得到的结果是一个map，key是tag name，而value则是image id。

pullRepository函数中调用完GetRemoteTags后，会去更新repoData里的kv对，将相应imgId对应的ImgData里的Tag字段补齐。当然是有可能repoData.ImgList中有的ImgData有Tag内容有的没有。补齐的方式则是将ImgLst[id]的指针指向新的含有Tag内容的ImgData对象。

---------------------------------------docker/distribution/pull_v1.go:func pullRepository()	
for tag, id := range tagsList {
	repoData.ImgList[id] = &registry.ImgData{
		ID:       id,
		Tag:      tag,
		Checksum: "",
	}
}

3.pullImage

以上，GetRepositoryData和GetRepositoryTags完成了对镜像名指定的Repository中所有image的ID和Tag信息的获取，接下来就要通过镜像ID来实际进行下载。

在pullRepository中，使用一个for循环来判断指定的Repository的所有image是否需要下载，其实也就是如果用户是指定了Tag的，则只下载用户指定的那个Tag的image，如果用户没有指定，则全部下载？这和我们常规认为的下载latest不一致啊？？？

for _, imgData := range repoData.ImgList {
	if isTagged && imgData.Tag != tagged.Tag() {
		continue
	}
	err := p.downloadImage(ctx, repoData, imgData, &layersDownloaded)
	if err != nil {
		return err
	}
}

其实在运行pullRepository之前，docker的其他模块已经事先为未给出tag的pull请求加上了默认的latest作为默认的tag，比如在文件reference.go中函数WithDefaultTag()

// WithDefaultTag adds a default tag to a reference if it only has a repo name.
func WithDefaultTag(ref Named) Named {
	if IsNameOnly(ref) {
		ref, _ = WithTag(ref, DefaultTag)
	}
	return ref
}

因此，这里pullRepository要么按照用户给出的tag下载指定的image，要么按照latest下载，总之肯定只会下载一个。

在v1.12.8版本代码中，pullImage函数并不由pullRepository直接调用，pullRepository函数实际调用的是downloadImage函数。而这个downloadImage函数其实就是在pullImage之前先用ValidateID()判断一下给出的image id是否合法，这个ValidateID()定义在文件docker/image/v/imagev1.go中，其实就是看image id是否符合正则表达式^([a-f0-9]{64})$。

然后就可以进入正体pullImage了。pullImage的定义就在docker/distrbution/pull_v1.go中。

第一步就是GetRemoteHistory来获取指定image及其所有祖先image的id。GetemoteHistory实现于docker/registry/session.go，实现非常简单，就是向https://index.docker.io/v1/repositories/images/“imgId”/ancestry这个地址发送Get请求，返回一个string类型的slice存储所有的祖先iamge id。

获取到所有image id后，对于history []string里存放的所有iamge id，按照从bottom到top的方式来依次下载它们的config文件。这个工作通过函数downloadLayerConfig函数完成，其实是GetRemoteImageJSON的一个马甲。

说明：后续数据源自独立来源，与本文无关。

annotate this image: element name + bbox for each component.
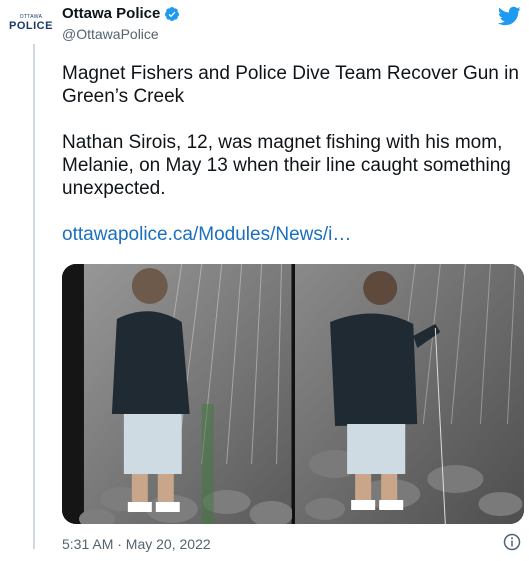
article-link[interactable]: ottawapolice.ca/Modules/News/i… [62,224,351,245]
info-icon[interactable] [503,533,521,551]
tweet-headline: Magnet Fishers and Police Dive Team Reco… [62,63,519,107]
twitter-bird-icon[interactable] [497,4,521,28]
tweet-text: Magnet Fishers and Police Dive Team Reco… [62,62,524,269]
media-gallery [62,264,524,524]
name-row: Ottawa Police [62,5,180,22]
handle[interactable]: @OttawaPolice [62,26,159,42]
display-name[interactable]: Ottawa Police [62,5,160,22]
photo-left[interactable] [62,264,292,524]
verified-badge-icon [165,6,180,21]
thread-line [33,44,35,549]
avatar[interactable]: OTTAWA POLICE [8,8,54,38]
tweet-timestamp[interactable]: 5:31 AM · May 20, 2022 [62,536,211,552]
tweet-body: Nathan Sirois, 12, was magnet fishing wi… [62,132,511,199]
avatar-police-text: POLICE [9,20,53,32]
photo-right[interactable] [294,264,524,524]
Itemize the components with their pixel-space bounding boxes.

里面对GetRemoteImageJSON重试最多五次。而这个GetRemoteImageJSON中实现也是向一个url发送Get请求，在http response中header部分返回image的size，实体部分是json信息，把这两个东西作为返回值返回。

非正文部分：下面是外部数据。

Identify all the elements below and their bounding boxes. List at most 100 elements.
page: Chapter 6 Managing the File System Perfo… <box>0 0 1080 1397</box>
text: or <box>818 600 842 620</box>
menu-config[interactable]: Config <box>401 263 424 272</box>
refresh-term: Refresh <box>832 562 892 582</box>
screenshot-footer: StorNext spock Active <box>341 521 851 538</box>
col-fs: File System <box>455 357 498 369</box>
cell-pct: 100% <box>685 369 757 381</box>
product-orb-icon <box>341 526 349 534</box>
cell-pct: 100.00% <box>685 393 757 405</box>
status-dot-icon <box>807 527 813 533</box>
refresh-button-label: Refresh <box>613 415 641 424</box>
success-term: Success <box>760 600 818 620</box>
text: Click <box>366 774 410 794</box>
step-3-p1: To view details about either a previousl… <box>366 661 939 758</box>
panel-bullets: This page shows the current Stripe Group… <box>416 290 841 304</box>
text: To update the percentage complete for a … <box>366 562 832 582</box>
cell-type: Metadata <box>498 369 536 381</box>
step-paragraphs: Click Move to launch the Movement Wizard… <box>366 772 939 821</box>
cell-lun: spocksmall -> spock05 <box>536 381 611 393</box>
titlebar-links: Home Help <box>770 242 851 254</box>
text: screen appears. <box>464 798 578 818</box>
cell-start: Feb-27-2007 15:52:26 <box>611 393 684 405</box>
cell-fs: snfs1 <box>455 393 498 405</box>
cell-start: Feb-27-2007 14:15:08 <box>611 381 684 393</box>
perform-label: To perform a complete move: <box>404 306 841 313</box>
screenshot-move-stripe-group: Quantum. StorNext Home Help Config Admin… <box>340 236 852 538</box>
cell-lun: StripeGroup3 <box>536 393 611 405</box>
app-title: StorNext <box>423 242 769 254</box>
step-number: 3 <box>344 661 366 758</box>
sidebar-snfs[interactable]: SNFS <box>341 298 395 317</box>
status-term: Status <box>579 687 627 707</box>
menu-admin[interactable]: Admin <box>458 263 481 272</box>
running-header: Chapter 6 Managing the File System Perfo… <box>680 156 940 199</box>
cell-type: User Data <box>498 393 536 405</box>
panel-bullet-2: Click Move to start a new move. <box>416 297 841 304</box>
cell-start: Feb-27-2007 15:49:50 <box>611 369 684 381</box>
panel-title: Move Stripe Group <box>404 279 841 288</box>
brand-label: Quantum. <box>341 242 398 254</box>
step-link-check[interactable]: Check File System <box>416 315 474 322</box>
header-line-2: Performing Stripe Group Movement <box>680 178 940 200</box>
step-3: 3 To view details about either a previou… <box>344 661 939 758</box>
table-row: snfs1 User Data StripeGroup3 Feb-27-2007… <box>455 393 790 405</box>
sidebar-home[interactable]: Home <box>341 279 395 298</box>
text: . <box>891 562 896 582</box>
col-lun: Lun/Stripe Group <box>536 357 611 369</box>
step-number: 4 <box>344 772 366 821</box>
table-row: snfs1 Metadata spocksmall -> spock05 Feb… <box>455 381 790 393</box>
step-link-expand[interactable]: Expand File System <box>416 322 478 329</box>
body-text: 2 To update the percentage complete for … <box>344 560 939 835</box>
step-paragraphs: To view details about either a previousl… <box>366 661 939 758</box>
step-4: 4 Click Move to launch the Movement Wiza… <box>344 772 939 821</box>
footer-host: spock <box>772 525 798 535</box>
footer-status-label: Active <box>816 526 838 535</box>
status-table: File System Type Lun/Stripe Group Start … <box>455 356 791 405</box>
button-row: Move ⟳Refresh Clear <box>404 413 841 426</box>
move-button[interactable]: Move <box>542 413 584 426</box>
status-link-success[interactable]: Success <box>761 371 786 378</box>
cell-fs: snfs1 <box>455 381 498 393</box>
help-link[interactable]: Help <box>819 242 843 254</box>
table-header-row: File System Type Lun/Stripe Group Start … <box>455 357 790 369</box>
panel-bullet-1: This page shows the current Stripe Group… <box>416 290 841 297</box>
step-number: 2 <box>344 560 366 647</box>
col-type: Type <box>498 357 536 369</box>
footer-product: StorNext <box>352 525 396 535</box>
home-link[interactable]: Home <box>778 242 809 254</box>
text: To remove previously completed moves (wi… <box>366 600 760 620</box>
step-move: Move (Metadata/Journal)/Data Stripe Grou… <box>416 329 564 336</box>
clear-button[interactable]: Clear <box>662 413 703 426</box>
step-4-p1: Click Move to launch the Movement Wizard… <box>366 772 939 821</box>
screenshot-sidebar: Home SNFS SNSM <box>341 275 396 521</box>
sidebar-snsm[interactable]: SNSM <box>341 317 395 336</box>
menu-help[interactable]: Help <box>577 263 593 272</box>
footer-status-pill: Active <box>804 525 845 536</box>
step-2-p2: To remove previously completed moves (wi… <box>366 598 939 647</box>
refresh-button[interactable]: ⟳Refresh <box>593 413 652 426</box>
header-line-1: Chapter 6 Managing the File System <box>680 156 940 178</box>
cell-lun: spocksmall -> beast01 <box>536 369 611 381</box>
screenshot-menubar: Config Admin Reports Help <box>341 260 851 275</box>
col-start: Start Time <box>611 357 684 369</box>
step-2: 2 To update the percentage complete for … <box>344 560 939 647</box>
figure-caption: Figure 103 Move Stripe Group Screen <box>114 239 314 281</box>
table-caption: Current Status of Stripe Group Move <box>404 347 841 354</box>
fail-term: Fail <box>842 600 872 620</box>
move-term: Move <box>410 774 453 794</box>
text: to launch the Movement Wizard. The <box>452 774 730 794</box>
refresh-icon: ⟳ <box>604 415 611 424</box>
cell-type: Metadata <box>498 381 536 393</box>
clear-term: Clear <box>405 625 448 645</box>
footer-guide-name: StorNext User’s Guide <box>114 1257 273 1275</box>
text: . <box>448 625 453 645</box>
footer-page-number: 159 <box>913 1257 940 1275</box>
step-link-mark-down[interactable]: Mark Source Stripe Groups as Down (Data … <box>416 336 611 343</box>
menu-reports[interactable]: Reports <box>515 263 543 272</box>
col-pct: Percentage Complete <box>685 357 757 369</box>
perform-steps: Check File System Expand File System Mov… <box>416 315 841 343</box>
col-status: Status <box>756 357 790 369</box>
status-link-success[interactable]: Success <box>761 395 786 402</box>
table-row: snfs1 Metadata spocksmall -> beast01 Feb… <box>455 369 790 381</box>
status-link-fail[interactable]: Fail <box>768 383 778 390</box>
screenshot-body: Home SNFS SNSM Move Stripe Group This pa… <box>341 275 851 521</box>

GetRemoteImageJSON返回后把这些信息组织一下，为每个iamge的json信息构造一个v1LayerDescriptor结构对象来记录image的各种信息。所有的v1LayerDescriptor结构都放在一个叫做descriptors的slice中。

接下来，就要利用descriptors来对image进行实质性的下载，也就是下载image的layer中包含的实质内容，按《分析》的说法就是函数GetRemoteImageLayer需要完成的工作。当然在v1.12.8中是调用了docker/distrbution/xfer/download.go文件中的一个函数进行了一个包裹。

4. Download

在pullImage中下载完了image的所有层的元数据并构造完layerDescriptor之后，调用Download函数对iamge的layer内容进行下载。这个Download函数是DownloadManger结构的一个方法成员。

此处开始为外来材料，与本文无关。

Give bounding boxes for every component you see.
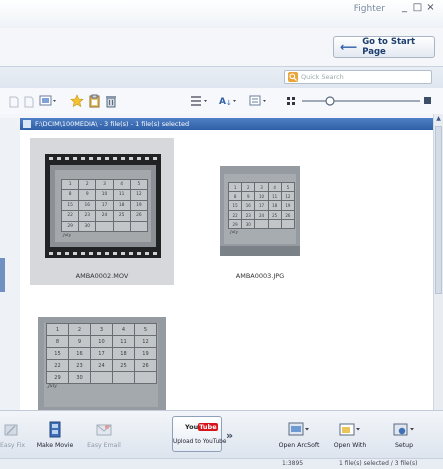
search-input[interactable] — [301, 71, 429, 83]
make-movie-label: Make Movie — [36, 442, 74, 449]
setup-label: Setup — [394, 442, 413, 449]
thumbnail-size-icon — [286, 93, 298, 109]
open-with-button[interactable]: Open With — [330, 419, 370, 453]
vertical-scrollbar[interactable]: ▲ — [433, 114, 443, 410]
film-icon — [49, 421, 61, 438]
start-page-label: Go to Start Page — [362, 37, 416, 57]
easy-fix-label: Easy Fix — [0, 442, 26, 449]
calendar-day-cell: 30 — [68, 371, 91, 384]
file-thumbnail[interactable]: 1 2 3 4 5 8 9 10 11 12 15 16 17 18 19 22 23 24 25 26 29 30 Jul… — [30, 310, 174, 410]
calendar-month-label: July — [48, 384, 57, 389]
calendar-day-cell — [267, 218, 282, 229]
status-bar: 1:3895 1 file(s) selected / 3 file(s) — [0, 458, 443, 469]
easy-fix-button[interactable]: Easy Fix — [0, 419, 26, 453]
status-selection: 1 file(s) selected / 3 file(s) — [339, 460, 418, 467]
arrow-left-icon: ⟵ — [340, 40, 358, 54]
calendar-day-cell: 30 — [241, 218, 256, 229]
easy-email-label: Easy Email — [87, 442, 121, 449]
youtube-logo-icon: YouTube — [185, 423, 218, 431]
arcsoft-media-browser: Fighter _ □ × ⟵ Go to Start Page Quick S… — [0, 0, 443, 469]
photo-thumbnail-image: 1 2 3 4 5 8 9 10 11 12 15 16 17 18 19 22 23 24 25 26 29 30 Jul… — [38, 317, 166, 410]
calendar-day-cell — [112, 371, 135, 384]
filter-icon[interactable] — [249, 93, 269, 109]
rotate-right-icon[interactable] — [23, 93, 35, 109]
open-arcsoft-button[interactable]: Open ArcSoft — [277, 419, 321, 453]
file-grid: 1 2 3 4 5 8 9 10 11 12 15 16 17 18 19 22 23 24 25 26 29 30 Jul… — [20, 130, 433, 410]
calendar-day-cell — [90, 371, 113, 384]
calendar-day-cell: 30 — [78, 220, 97, 232]
arcsoft-app-icon — [288, 422, 309, 436]
slideshow-icon[interactable] — [39, 93, 59, 109]
setup-button[interactable]: Setup — [384, 419, 424, 453]
calendar-day-cell — [95, 220, 114, 232]
main-toolbar: A ↓ — [0, 88, 443, 114]
setup-gear-icon — [393, 423, 414, 436]
open-with-label: Open With — [333, 442, 367, 449]
calendar-day-cell: 29 — [46, 371, 69, 384]
make-movie-button[interactable]: Make Movie — [34, 419, 76, 453]
file-thumbnail[interactable]: 1 2 3 4 5 8 9 10 11 12 15 16 17 18 19 22 23 24 25 26 29 30 Jul… — [30, 138, 174, 285]
video-thumbnail-image: 1 2 3 4 5 8 9 10 11 12 15 16 17 18 19 22 23 24 25 26 29 30 Jul… — [45, 154, 161, 258]
bottom-toolbar: Easy Fix Make Movie Easy Email YouTube U… — [0, 410, 443, 459]
calendar-day-cell: 29 — [61, 220, 80, 232]
open-arcsoft-label: Open ArcSoft — [278, 442, 320, 449]
upload-youtube-label: Upload to YouTube — [173, 439, 227, 445]
title-bar: Fighter _ □ × — [0, 0, 443, 28]
calendar-day-cell: 29 — [228, 218, 243, 229]
zoom-slider[interactable] — [300, 93, 432, 109]
clipboard-icon[interactable] — [88, 93, 101, 109]
status-zoom: 1:3895 — [282, 460, 304, 467]
file-thumbnail[interactable]: 1 2 3 4 5 8 9 10 11 12 15 16 17 18 19 22 23 24 25 26 29 30 Jul… — [188, 138, 332, 285]
search-icon — [288, 72, 298, 82]
calendar-grid: 1 2 3 4 5 8 9 10 11 12 15 16 17 18 19 22 23 24 25 26 29 30 Jul… — [61, 179, 148, 241]
easy-email-button[interactable]: Easy Email — [84, 419, 124, 453]
email-icon — [96, 424, 112, 436]
path-text: F:\DCIM\100MEDIA\ - 3 file(s) - 1 file(s… — [35, 120, 190, 128]
calendar-day-cell — [112, 220, 131, 232]
calendar-day-cell — [134, 371, 157, 384]
calendar-day-cell — [280, 218, 295, 229]
panel-toggle-handle[interactable] — [0, 258, 5, 292]
file-name: AMBA0002.MOV — [75, 272, 129, 280]
open-with-icon — [339, 423, 360, 436]
svg-text:↓: ↓ — [226, 99, 232, 107]
search-box[interactable] — [284, 70, 432, 84]
minimize-icon[interactable]: _ — [399, 2, 410, 14]
close-icon[interactable]: × — [425, 2, 436, 14]
delete-icon[interactable] — [105, 93, 117, 109]
search-strip — [0, 66, 443, 89]
rotate-left-icon[interactable] — [8, 93, 20, 109]
svg-text:A: A — [219, 97, 226, 107]
calendar-grid: 1 2 3 4 5 8 9 10 11 12 15 16 17 18 19 22 23 24 25 26 29 30 Jul… — [46, 323, 157, 393]
window-title: Fighter — [353, 4, 385, 14]
calendar-month-label: July — [63, 232, 71, 237]
more-tools-button[interactable]: » — [226, 429, 233, 442]
photo-thumbnail-image: 1 2 3 4 5 8 9 10 11 12 15 16 17 18 19 22 23 24 25 26 29 30 Jul… — [220, 166, 300, 256]
calendar-day-cell — [129, 220, 148, 232]
calendar-month-label: July — [230, 229, 238, 234]
wand-icon — [4, 424, 18, 436]
sort-icon[interactable]: A ↓ — [219, 93, 239, 109]
maximize-icon[interactable]: □ — [412, 2, 423, 14]
scroll-up-icon[interactable]: ▲ — [435, 115, 442, 123]
folder-icon — [23, 120, 31, 128]
scroll-thumb[interactable] — [435, 126, 442, 294]
file-name: AMBA0003.JPG — [235, 272, 285, 280]
go-to-start-page-button[interactable]: ⟵ Go to Start Page — [333, 36, 435, 58]
upload-to-youtube-button[interactable]: YouTube Upload to YouTube — [172, 416, 227, 452]
calendar-day-cell — [254, 218, 269, 229]
star-icon[interactable] — [70, 93, 84, 109]
calendar-grid: 1 2 3 4 5 8 9 10 11 12 15 16 17 18 19 22 23 24 25 26 29 30 Jul… — [228, 182, 295, 238]
list-view-icon[interactable] — [190, 93, 210, 109]
path-bar: F:\DCIM\100MEDIA\ - 3 file(s) - 1 file(s… — [20, 118, 433, 130]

// Iterate over layers, in order from bottom-most to top-most. Download
	// config for all layers and create descriptors.
	for i := len(history) - 1; i >= 0; i-- {
		v1LayerID := history[i]
		imgJSON, imgSize, err = p.downloadLayerConfig(v1LayerID, endpoint)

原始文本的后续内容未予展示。